“I’ve been pretty ambitious with both of these CDs, but I’m still just scratching the surface,” Wainapel says. “There are so many traditions and styles that are very localized and not commercial, so you won’t hear them on the radio.”
The sessions took place in São Paulo, Rio de Janeiro, Belo Horizonte, and Recife, Brazil; one track featuring carioca pianist and U.S. resident Weber Iago (“Palavras de Menina”) was recorded in Washington state. Rhythms such as xote, caboclinho, maracatú, baião, frevo, marcha, and choro infuse intoxicating compositions by Léa Freire (“Mamulengo”), Spok (“Nilinho na Aldeia”), Wilson Lopes (“Árvore”), and Marco César/João Lyra (“Triunfando”). The leader contributes “Nas Ruas de Perdizes,” a composition selected as a semi-finalist for the 2010 Curitiba Choro Festival (and the only entry by a non-Brazilian).
In many ways Amigos Brasileiros Vol. 2 serves as a savvy on-the-ground survey of the contemporary Brazilian scene, a thoughtfully curated guide to musicians’ musicians in a nation bound together by sound. Instrumental music is overshadowed in Brazil by vocal music, which means many of the Amigos Brasileiros players and composers are unsung at home. “I wanted to reflect what’s happening now with the people I meet,” says Wainapel, “and they were kind enough to include me on their scene. There’s so much creative energy down there. You never get to the end of it.”
Equally adept on clarinets and saxophones, Wainapel (pronounced wine-apple) has also collaborated with some of jazz’s most acclaimed musicians over the past three decades, including pianists Kenny Barron and McCoy Tyner, tenor saxophonists Joe Henderson and Joe Lovano, and drummer Billy Hart. It was while living in New York City, in 1979, that he first contracted his fever for Brazilian music. He landed a weekly gig playing in a large Brazilian jazz ensemble led by Thiago de Melo, which also included drummer Duduka da Fonseca, Wainapel’s onetime Berklee classmate Claudio Roditi, and pianist Marcos Silva. The fever became an obsession.
“It’s led me to making these annual trips,” says the saxophonist, a native of upstate Ellenville, New York, “though I play jazz there too. Brazilians love jazz, so it’s 50/50. The Brazilian side injects a lot of emotion into my playing, and it opened up my concept of melody and harmony.” Wainapel has gone on to tour internationally with Airto Moreira and Flora Purim, and perform in the U.S. and Brazil with such top figures as composer Guinga, guitar virtuoso Paulo Bellinati, and master pianists Jovino Santos Neto and Nelson Ayres.

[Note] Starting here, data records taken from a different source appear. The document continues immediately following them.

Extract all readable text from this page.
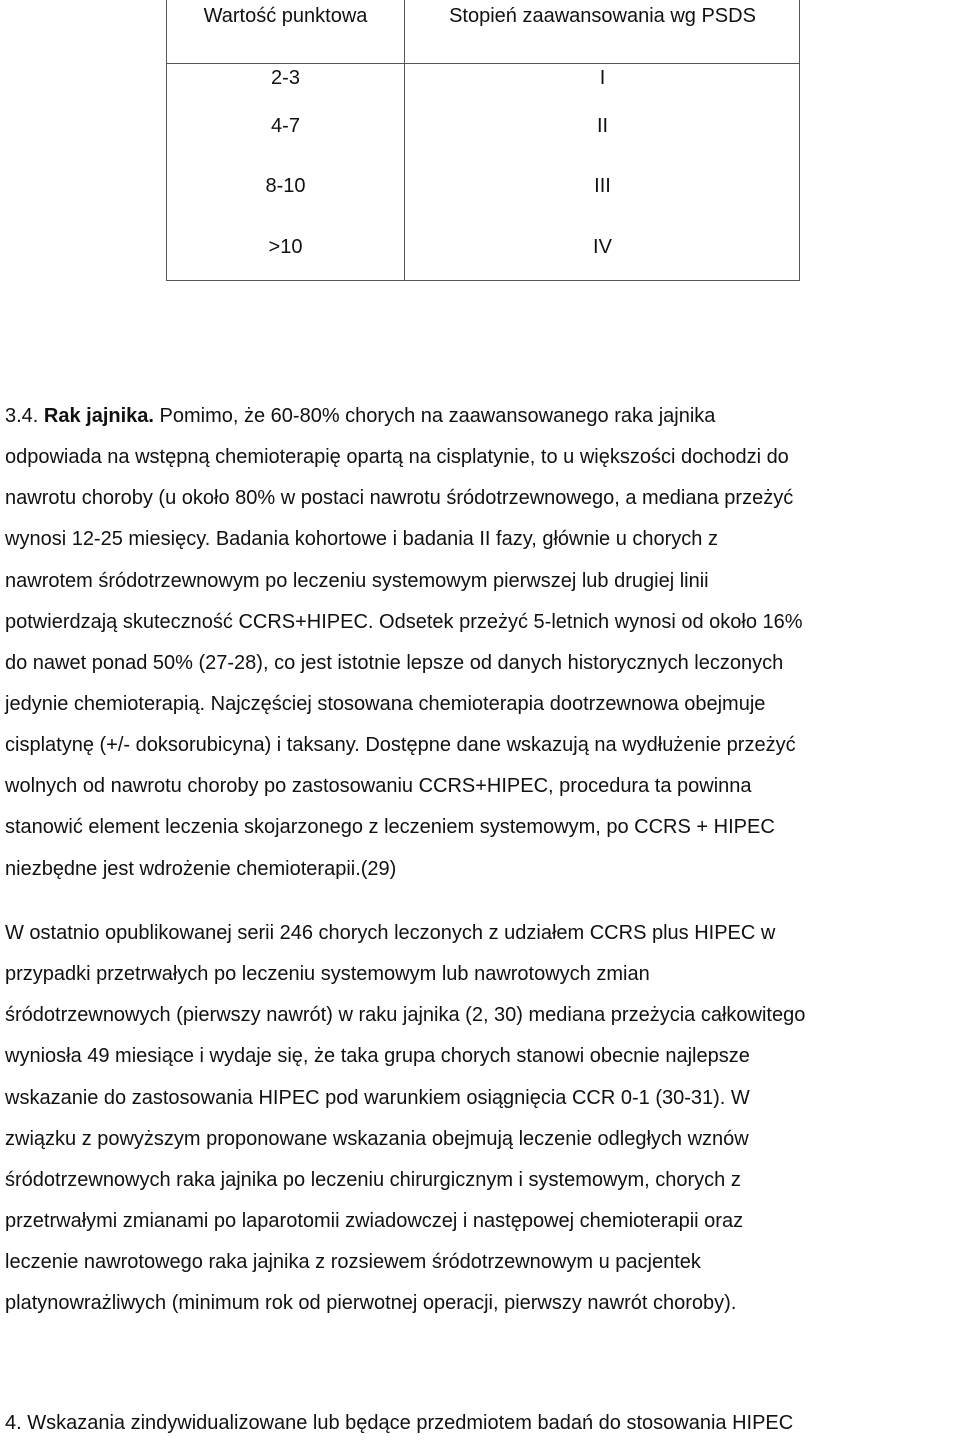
Wartość punktowa	Stopień zaawansowania wg PSDS
2-3	I
4-7	II
8-10	III
>10	IV
3.4. Rak jajnika. Pomimo, że 60-80% chorych na zaawansowanego raka jajnika
odpowiada na wstępną chemioterapię opartą na cisplatynie, to u większości dochodzi do
nawrotu choroby (u około 80% w postaci nawrotu śródotrzewnowego, a mediana przeżyć
wynosi 12-25 miesięcy. Badania kohortowe i badania II fazy, głównie u chorych z
nawrotem śródotrzewnowym po leczeniu systemowym pierwszej lub drugiej linii
potwierdzają skuteczność CCRS+HIPEC. Odsetek przeżyć 5-letnich wynosi od około 16%
do nawet ponad 50% (27-28), co jest istotnie lepsze od danych historycznych leczonych
jedynie chemioterapią. Najczęściej stosowana chemioterapia dootrzewnowa obejmuje
cisplatynę (+/- doksorubicyna) i taksany. Dostępne dane wskazują na wydłużenie przeżyć
wolnych od nawrotu choroby po zastosowaniu CCRS+HIPEC, procedura ta powinna
stanowić element leczenia skojarzonego z leczeniem systemowym, po CCRS + HIPEC
niezbędne jest wdrożenie chemioterapii.(29)
W ostatnio opublikowanej serii 246 chorych leczonych z udziałem CCRS plus HIPEC w
przypadki przetrwałych po leczeniu systemowym lub nawrotowych zmian
śródotrzewnowych (pierwszy nawrót) w raku jajnika (2, 30) mediana przeżycia całkowitego
wyniosła 49 miesiące i wydaje się, że taka grupa chorych stanowi obecnie najlepsze
wskazanie do zastosowania HIPEC pod warunkiem osiągnięcia CCR 0-1 (30-31). W
związku z powyższym proponowane wskazania obejmują leczenie odległych wznów
śródotrzewnowych raka jajnika po leczeniu chirurgicznym i systemowym, chorych z
przetrwałymi zmianami po laparotomii zwiadowczej i następowej chemioterapii oraz
leczenie nawrotowego raka jajnika z rozsiewem śródotrzewnowym u pacjentek
platynowrażliwych (minimum rok od pierwotnej operacji, pierwszy nawrót choroby).
4. Wskazania zindywidualizowane lub będące przedmiotem badań do stosowania HIPEC
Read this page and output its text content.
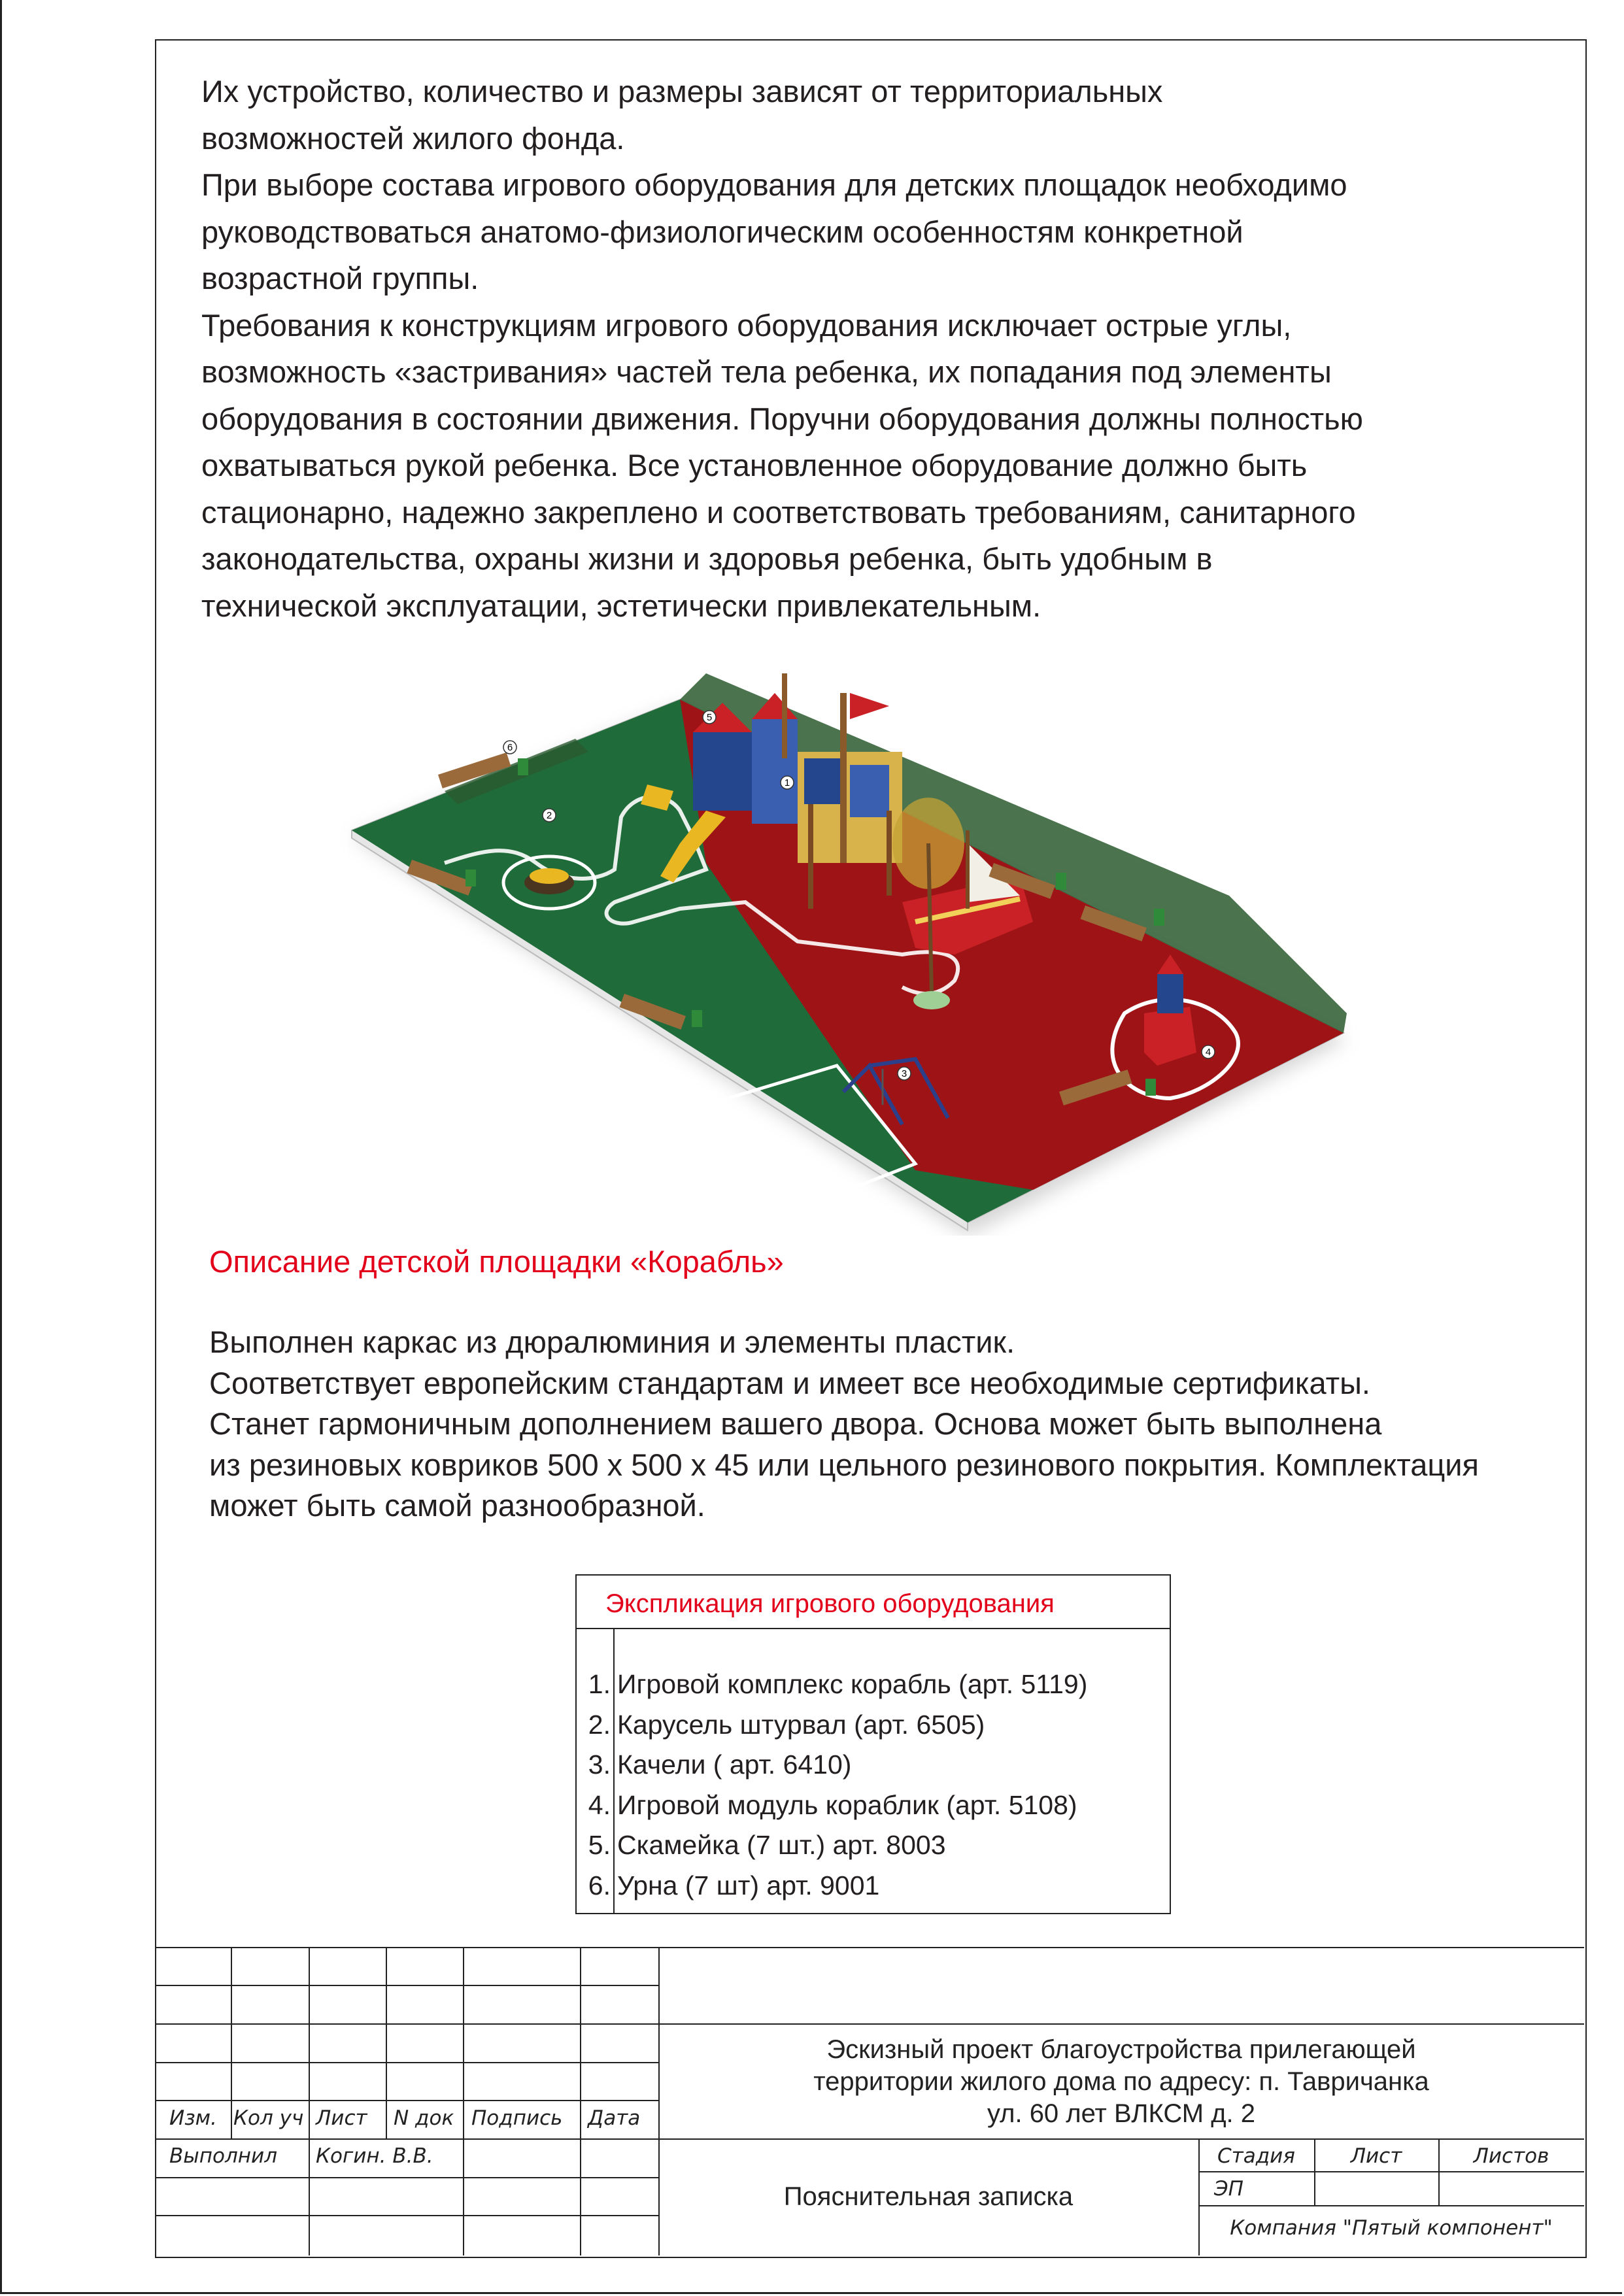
Их устройство, количество и размеры зависят от территориальных

возможностей жилого фонда.

При выборе состава игрового оборудования для детских площадок необходимо

руководствоваться анатомо-физиологическим особенностям конкретной

возрастной группы.

Требования к конструкциям игрового оборудования исключает острые углы,

возможность «застривания» частей тела ребенка, их попадания под элементы

оборудования в состоянии движения. Поручни оборудования должны полностью

охватываться рукой ребенка. Все установленное оборудование должно быть

стационарно, надежно закреплено и соответствовать требованиям, санитарного

законодательства, охраны жизни и здоровья ребенка, быть удобным в

технической эксплуатации, эстетически привлекательным.

1
2
3
4
5
6
Описание детской площадки «Корабль»

Выполнен каркас из дюралюминия и элементы пластик.

Соответствует европейским стандартам и имеет все необходимые сертификаты.

Станет гармоничным дополнением вашего двора. Основа может быть выполнена

из резиновых ковриков 500 х 500 х 45 или цельного резинового покрытия. Комплектация

может быть самой разнообразной.

Экспликация игрового оборудования
1. Игровой комплекс корабль (арт. 5119)
2. Карусель штурвал (арт. 6505)
3. Качели ( арт. 6410)
4. Игровой модуль кораблик (арт. 5108)
5. Скамейка (7 шт.) арт. 8003
6. Урна (7 шт) арт. 9001
Изм. Кол уч Лист N док Подпись Дата
Выполнил Когин. В.В.
Эскизный проект благоустройства прилегающей
территории жилого дома по адресу: п. Тавричанка
ул. 60 лет ВЛКСМ д. 2
Пояснительная записка
Стадия	Лист	Листов
ЭП
Компания "Пятый компонент"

Wainapel relocated to the San Francisco Bay Area in 1982 and quickly became an in-demand player. He made his recording debut as a leader in 1994 with At Home/On the Road, followed by Ambrosia: The Music of Kenny Barron (1996) and The Hang (1998), with Barron at the piano. Wainapel’s first full recording of Brazilian music was 2004’s New Choros of Brazil, a duo album with guitarist Paulo Bellinati that focused on previously unrecorded choros by masters like Sérgio Assad, Guinga, and Dori Caymmi.
The saxophonist is planning a special series of shows to celebrate the release of Amigos Brasileiros Vol. 2. He’ll be appearing 9/4 at Kuumbwa, Santa Cruz, and 9/5 at the California Jazz Conservatory (formerly the Jazzschool), Berkeley, with special guests Vitor Gonçalves on piano (Hermeto Pascoal, Maria Bethânia, Anat Cohen) and Cleber Almeida on drums and percussion (Hamilton de Holanda, Banda Mantiqueira), plus bassist Scott Thompson and percussionist Brian Rice. He’ll also be performing as a duo with Gonçalves 9/10 at Sonoma State University (1-3 pm) and 9/12 at Old Siskiyou Barn, Ashland, Oregon.
Wainapel and carioca vocalist (and longtime California resident) Claudia Villela are scheduled to appear together at the Monterey Jazz Festival 9/19.
In October, Wainapel will head to the Northwest for additional CD release gigs with pianist and frequent collaborator Jovino Santos Neto and his group: 10/6 at Rhythm & Rye, Olympia (also featuring Filó Machado) and 10/7 The Royal Room, Seattle.
And then the saxophonist will pack his bags for another temporada in Brazil, staying for most of the remainder of 2014.
“Time to start working on Volume 3!” says Wainapel.